A visitor (left) consults a medical aesthetics professional at a beauty clinic in Tianjin. [Photo by Tong Yu/China News Service]

With rapid development pace and surging market demand, more efforts are needed to regulate China’s medical aesthetics sector to ensure its healthy and sustainable development, industry experts said.

Xiao Ran, director of the research center of the Plastic Surgery Hospital of the Chinese Academy of Medical Sciences and a member of the 13th National Committee of the Chinese People’s Political Consultative Conference, said that regulations on medical aesthetics institutions and practitioners should be strengthened to effectively curb cases of malpractice and fraud.

Xiao said that in recent years, government efforts have been seen in harnessing the chaotic growth in the country’s medical aesthetics sector. However, to protect against unlicensed institutes, practitioners and products, constant vigilance is required.

Data from Shanghai-based market consultancy iResearch showed that in 2019, there were 13,000 qualified medical aesthetics institutions in China. Between 2011 and 2019, the compound annual growth rate of formal institutions in the sector was 12.69 percent. However, market volume during the same period grew 28.97 percent. The growth of qualified institutions cannot catch up with market growth at present rates.

“The shortage of qualified medical aesthetics institutions created loopholes for unqualified ones,” said the report.

According to iResearch, currently, there are over 80,000 illegal medical aesthetics institutions in China, and legal ones only account for 14 percent of the total.

“There was a mismatch between skyrocketing medical aesthetics demand and the accommodation of service providers. Qualified medical institutions have strict requirements over doctors, drugs, medical devices and operational norms, and the long approval times and high costs resulted in a supply gap,” said the report.

Apart from problems with medical institutions, Xiao said China’s rapid development of the medical aesthetics sector spurred demand for qualified professional medical practitioners. However, the number of informal doctors outweighed formal ones. The doctors haven’t undergone strict professional training and lack professional skills, which can easily lead to medical negligence and bring harm to consumers.

“The training system to cultivate medical aesthetics professionals should be enhanced to increase their overall diagnosis and treatment capability.
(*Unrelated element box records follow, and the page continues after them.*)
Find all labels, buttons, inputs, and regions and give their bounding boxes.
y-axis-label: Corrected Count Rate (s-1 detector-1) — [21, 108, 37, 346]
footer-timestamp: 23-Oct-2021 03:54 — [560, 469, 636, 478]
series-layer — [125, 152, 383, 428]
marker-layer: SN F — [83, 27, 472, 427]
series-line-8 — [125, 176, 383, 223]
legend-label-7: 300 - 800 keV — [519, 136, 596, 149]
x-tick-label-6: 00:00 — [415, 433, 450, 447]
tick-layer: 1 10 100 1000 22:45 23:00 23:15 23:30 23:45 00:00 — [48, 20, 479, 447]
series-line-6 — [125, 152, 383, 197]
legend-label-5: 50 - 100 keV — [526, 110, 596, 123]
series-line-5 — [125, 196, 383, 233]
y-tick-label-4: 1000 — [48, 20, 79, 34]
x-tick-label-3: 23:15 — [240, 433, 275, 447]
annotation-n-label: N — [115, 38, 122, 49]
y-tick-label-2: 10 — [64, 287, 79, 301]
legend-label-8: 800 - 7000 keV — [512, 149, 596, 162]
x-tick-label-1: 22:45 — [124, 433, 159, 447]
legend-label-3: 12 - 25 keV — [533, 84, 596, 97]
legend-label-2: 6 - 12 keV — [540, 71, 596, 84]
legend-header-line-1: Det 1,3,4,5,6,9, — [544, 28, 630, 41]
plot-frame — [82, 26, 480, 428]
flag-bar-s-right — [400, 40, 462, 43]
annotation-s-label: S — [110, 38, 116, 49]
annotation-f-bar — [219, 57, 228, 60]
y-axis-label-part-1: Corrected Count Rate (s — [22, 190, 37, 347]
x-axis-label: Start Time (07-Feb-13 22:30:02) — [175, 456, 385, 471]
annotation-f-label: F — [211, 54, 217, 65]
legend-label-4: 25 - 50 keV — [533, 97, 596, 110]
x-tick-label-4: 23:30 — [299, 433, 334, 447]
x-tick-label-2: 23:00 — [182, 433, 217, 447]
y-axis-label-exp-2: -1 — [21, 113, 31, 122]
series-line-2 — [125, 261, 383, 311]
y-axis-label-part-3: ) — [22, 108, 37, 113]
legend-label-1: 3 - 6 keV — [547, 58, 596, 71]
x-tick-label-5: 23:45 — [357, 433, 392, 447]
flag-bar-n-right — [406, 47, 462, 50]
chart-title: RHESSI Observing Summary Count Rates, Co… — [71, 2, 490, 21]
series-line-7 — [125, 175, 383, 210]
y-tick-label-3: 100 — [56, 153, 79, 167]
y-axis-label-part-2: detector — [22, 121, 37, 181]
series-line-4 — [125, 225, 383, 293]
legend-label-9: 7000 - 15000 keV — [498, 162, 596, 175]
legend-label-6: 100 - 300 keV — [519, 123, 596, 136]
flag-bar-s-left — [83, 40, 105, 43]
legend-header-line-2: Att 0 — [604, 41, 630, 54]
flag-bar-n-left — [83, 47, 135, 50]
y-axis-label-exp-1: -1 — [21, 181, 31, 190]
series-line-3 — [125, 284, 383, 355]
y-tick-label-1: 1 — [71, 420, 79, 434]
Specifically, more attention should be paid to the training of doctors from private medical institutions should be paid more attention to. Joint efforts from the government and leading enterprises are needed,” Xiao said.

In April 2019, Allergan Aesthetics, a global medical aesthetics unit of the United States-based pharmaceutical company AbbVie Inc, launched an innovation center with an investment of 100 million yuan ($15.42 million) in Chengdu, Sichuan province, to cultivate talent by offering systematic training to medical professionals.
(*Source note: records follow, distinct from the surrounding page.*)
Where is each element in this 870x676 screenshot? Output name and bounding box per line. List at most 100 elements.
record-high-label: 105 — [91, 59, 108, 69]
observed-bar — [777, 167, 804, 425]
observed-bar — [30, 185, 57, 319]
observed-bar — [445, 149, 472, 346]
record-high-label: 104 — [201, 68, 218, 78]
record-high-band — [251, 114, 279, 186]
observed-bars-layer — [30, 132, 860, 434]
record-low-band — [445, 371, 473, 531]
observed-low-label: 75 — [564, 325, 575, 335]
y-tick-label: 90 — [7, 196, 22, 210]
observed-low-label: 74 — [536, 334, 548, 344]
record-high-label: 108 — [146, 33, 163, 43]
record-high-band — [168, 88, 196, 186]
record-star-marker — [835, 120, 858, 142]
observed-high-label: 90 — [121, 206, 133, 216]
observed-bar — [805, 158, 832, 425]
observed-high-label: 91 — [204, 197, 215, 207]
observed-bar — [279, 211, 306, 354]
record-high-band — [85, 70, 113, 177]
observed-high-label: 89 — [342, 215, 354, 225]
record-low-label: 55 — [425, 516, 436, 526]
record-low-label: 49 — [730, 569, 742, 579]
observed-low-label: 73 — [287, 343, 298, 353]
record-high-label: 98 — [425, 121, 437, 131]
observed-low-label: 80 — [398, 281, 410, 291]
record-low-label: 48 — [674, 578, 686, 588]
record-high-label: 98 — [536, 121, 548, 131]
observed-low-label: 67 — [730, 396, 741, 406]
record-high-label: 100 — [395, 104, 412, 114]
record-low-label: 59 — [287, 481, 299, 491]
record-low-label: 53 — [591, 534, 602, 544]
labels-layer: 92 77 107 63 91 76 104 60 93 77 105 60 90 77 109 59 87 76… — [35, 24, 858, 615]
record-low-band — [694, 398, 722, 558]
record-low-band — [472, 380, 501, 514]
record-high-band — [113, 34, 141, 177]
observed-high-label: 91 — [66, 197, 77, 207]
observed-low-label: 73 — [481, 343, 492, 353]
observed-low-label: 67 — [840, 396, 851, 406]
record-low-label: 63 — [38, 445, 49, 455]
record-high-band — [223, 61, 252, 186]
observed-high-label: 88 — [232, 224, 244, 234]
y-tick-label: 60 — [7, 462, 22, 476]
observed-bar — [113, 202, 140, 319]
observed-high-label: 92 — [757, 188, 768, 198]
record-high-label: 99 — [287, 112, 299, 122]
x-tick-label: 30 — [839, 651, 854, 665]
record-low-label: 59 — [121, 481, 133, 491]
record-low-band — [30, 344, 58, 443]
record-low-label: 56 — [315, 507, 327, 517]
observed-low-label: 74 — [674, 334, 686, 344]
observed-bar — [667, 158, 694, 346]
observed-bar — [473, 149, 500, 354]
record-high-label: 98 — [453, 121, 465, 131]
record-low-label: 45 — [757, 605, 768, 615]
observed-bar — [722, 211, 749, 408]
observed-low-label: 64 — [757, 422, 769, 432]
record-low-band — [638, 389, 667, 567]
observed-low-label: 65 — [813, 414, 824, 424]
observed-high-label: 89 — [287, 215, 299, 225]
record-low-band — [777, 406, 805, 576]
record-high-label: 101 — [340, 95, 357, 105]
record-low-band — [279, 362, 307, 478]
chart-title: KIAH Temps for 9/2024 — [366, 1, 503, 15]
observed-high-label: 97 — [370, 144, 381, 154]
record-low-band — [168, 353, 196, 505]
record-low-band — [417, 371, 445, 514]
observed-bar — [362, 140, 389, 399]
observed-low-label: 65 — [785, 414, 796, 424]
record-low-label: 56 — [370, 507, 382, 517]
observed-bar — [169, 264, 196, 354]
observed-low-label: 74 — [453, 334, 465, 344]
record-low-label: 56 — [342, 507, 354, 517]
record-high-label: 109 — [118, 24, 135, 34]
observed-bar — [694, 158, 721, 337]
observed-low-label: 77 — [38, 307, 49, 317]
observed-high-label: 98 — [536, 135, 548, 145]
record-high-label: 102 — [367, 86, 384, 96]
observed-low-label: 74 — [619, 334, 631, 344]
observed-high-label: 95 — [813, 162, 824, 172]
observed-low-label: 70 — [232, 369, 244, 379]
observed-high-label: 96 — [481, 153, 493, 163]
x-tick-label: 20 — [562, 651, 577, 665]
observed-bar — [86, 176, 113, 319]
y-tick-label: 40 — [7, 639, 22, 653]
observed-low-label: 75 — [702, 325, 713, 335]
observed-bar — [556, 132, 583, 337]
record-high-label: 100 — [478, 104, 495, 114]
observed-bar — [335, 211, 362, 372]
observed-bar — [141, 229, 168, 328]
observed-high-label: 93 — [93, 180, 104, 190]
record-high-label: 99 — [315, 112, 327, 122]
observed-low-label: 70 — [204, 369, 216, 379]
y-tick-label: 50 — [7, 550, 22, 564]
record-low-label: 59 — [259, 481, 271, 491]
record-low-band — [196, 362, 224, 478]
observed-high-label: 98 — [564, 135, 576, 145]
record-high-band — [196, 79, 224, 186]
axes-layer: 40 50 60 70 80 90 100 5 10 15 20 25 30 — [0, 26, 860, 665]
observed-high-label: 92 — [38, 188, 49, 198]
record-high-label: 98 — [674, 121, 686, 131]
On June 13, 2019, Allergan Aesthetics launched the first course in its innovation center, offering lessons such as anatomy, aesthetics assessment, consultation and aesthetics photographing.

Allergan Medical Institute has trained more than 10,000 medical professionals through offline sessions in China by the end of 2020.

Fan Jing, Allergan Medical Institute Japan and Asia-Pacific lead, said: “There is no medical cosmetics major currently offered in China’s universities. All related knowledge needs to be acquired through other means, such as working experience, or communication with industry leaders and experts. China’s medical aesthetics industry is exploding, and public demand is surging, forcing medical professionals, techniques, products and institutions to make progress.”

Fan said that China’s medical aesthetics industry is expanding at a compound annual growth rate of over 20 percent, and the sector faces a severe shortage of qualified practitioners.

“Systematic and standard training is in urgent need for the industry,” she said.

Meanwhile, to help consumers distinguish standardized medical aesthetics institutions and products from others, Allergan Aesthetics, together with the Chinese Association of Plastics and Aesthetics, launched the Authentic Alliance campaign.

The campaign aims to convey to medical aesthetics consumers the concept of “going to formal institutions, finding qualified doctors and using standard products”, as well as raising their safety awareness and establishing a rational and scientific aesthetic value.

Mylike Aesthetic Plastic Hospital Group, a Beijing-based medical aesthetics giant, said that ever since the company was established, it has only offered products and services via its direct outlets, refusing involvement of intermediaries to guarantee the quality and authenticity of its products and services.

Xiao suggested a long-term mechanism should be set up to enhance legal enforcement over the sector and outlaw illegal institutions and practitioners.

“A medical aesthetics ‘blacklist’ should be established, and illegal cases should be publicly posted regularly, to ensure the safe and stable development of the sector,” she added.

On April 8, the National Development and Reform Commission and the Ministry of Commerce jointly issued a document to support the development of high-end medical aesthetics industry in Hainan province, encouraging the entrance of renowned medical aesthetics institutions to the island.